Até o momento, o volume acumulado de importações em 2021 corresponde a 85,0% do total importado no ano passado, ou 6,93 bilhões de toneladas de trigo. Em comparação ao mesmo período de 2020 (portanto, jan-ago), observa-se um crescimento de 44,3% sobre as importações chinesas. Vale destacar que o mês de jan/21 apresentou volume bastante acima, até mesmo se comparado a set/20 (mês recorde de importações), totalizando 1.492,1 milhões de toneladas. Em relação aos principais parceiros comerciais, com poucas variações ao longo dos anos, Austrália, Canadá e Estados Unidos se mantêm entre as principais origens. Nesses oito primeiros meses de 2021, o Canadá foi responsável por 32,4% do volume acumulado, seguido pelos Estados Unidos (29,6%) e Austrália (24,7%). Vale destacar que, em comparação ao ano passado, quando foram importadas 1.337,6 milhões de toneladas (jan-ago/20), as importações de origem francesa se encontram bem abaixo, totalizando 653,9 milhões.
Importações mensais de trigo – China (milhões de toneladas)
Fonte: Alfândega Chinesa. Elaboração: StoneX.

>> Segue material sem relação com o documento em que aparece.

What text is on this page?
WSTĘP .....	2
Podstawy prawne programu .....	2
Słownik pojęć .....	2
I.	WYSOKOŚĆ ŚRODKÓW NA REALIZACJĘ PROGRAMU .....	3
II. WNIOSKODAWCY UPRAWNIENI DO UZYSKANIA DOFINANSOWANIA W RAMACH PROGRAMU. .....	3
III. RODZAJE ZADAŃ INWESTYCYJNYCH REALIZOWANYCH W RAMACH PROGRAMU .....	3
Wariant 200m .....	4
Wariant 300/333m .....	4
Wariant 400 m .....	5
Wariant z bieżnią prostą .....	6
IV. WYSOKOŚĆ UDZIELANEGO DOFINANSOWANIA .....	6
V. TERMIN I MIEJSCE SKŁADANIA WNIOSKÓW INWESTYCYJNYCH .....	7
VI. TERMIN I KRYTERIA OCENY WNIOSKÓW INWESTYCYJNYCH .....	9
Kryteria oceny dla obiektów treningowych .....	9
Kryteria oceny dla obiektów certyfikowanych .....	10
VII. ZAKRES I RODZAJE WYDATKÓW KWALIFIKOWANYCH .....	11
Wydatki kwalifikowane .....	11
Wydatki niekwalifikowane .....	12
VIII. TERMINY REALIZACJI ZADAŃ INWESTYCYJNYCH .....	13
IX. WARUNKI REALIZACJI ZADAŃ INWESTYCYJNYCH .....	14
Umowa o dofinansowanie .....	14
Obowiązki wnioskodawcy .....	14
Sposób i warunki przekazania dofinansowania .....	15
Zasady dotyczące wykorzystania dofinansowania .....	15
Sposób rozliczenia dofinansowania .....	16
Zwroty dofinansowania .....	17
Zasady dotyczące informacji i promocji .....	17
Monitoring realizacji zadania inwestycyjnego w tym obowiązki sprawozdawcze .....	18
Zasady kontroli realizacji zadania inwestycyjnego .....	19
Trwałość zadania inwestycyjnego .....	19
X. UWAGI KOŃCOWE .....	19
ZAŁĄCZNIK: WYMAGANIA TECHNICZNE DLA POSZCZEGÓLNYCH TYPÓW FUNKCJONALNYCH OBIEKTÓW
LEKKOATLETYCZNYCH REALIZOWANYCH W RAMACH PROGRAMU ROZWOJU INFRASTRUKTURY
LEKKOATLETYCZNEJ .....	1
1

Para os próximos meses, os agentes monitoram alguns fatores importantes que devem ditar o volume de oferta de trigo para a demanda chinesa. Em relação à França, com uma safra de baixa qualidade, especialmente para a moagem, não há perspectiva para um aumento significativo das exportações francesas. Nos Estados Unidos, após a passagem do furacão Ida, muitos portos da região sul do país, uma das principais rotas de entrada e saída de grãos, ainda dispensam esforços na normalização das operações e podem ter seu período de pico de exportações prejudicado. Por fim, na Rússia, apesar de não ser um dos principais parceiros comerciais (até o momento, a China importou cerca de 41,87 milhões de toneladas), o aumento contínuo da taxa de exportação sobre o trigo russo representa outro obstáculo.